Setelah menyelesaikan penyerahan di Nangapanda, Tito melanjutkan agenda ke Kabupaten Nagekeo, di mana ia meninjau lokasi pengungsian, menyerap aspirasi warga, dan mengidentifikasi kebutuhan mendesak. Dalam kunjungan tersebut, Menteri menyoroti bahwa dampak paling parah terjadi di sisi utara Pulau Flores, dengan mayoritas korban tewas tertimpa reruntuhan bangunan.

Penjelasan Tito menegaskan bahwa rangkaian kunjungan para menteri dan kepala lembaga ke daerah terdampak merupakan tindak lanjut arahan Presiden Prabowo Subianto. Namun, kritik muncul karena bantuan yang diberikan masih bersifat simbolis dan tidak menyentuh akar permasalahan, seperti kurangnya infrastruktur tahan gempa, penataan kembali permukiman, serta koordinasi antar lembaga yang masih terfragmentasi.

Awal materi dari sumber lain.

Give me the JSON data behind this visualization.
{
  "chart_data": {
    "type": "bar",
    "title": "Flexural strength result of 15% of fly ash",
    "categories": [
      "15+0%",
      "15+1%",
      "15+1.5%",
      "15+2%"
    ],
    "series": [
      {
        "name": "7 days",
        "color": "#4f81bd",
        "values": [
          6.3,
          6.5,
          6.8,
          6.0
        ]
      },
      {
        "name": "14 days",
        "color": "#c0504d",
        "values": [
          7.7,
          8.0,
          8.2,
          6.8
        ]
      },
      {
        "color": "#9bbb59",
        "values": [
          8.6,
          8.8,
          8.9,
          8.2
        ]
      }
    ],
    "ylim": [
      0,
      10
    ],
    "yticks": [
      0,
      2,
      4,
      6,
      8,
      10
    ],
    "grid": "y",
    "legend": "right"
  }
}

Sejauh ini, Tito telah mengunjungi beberapa daerah terdampak, termasuk Manggarai Timur dan Nagekeo. Ia mengakui bahwa kondisi jalan di desa‑desa masih rusak parah, menyulitkan upaya evakuasi dan distribusi bantuan. "Ketika saya di Manggarai Timur bagian utara turun naik helikopter, jalan di desa‑desa yang ada di situ susah mencari rumah yang utuh..." ujar Menteri, menegaskan urgensi perbaikan infrastruktur pascabencana.

Analisis Pakar

Penyaluran santunan Rp15 juta kepada satu keluarga korban memang patut diapresiasi sebagai bentuk empati pemerintah, namun tidak dapat disamakan dengan solusi jangka panjang. Dari sudut pandang kebijakan publik, bantuan tunai semacam ini cenderung menjadi "tali asih" yang cepat habis dan tidak menanggulangi kerentanan struktural yang menjadi akar bencana. Tanpa investasi signifikan pada perencanaan tata ruang, standar bangunan tahan gempa, serta sistem peringatan dini yang terintegrasi, wilayah NTT akan terus berada dalam siklus kerentanan.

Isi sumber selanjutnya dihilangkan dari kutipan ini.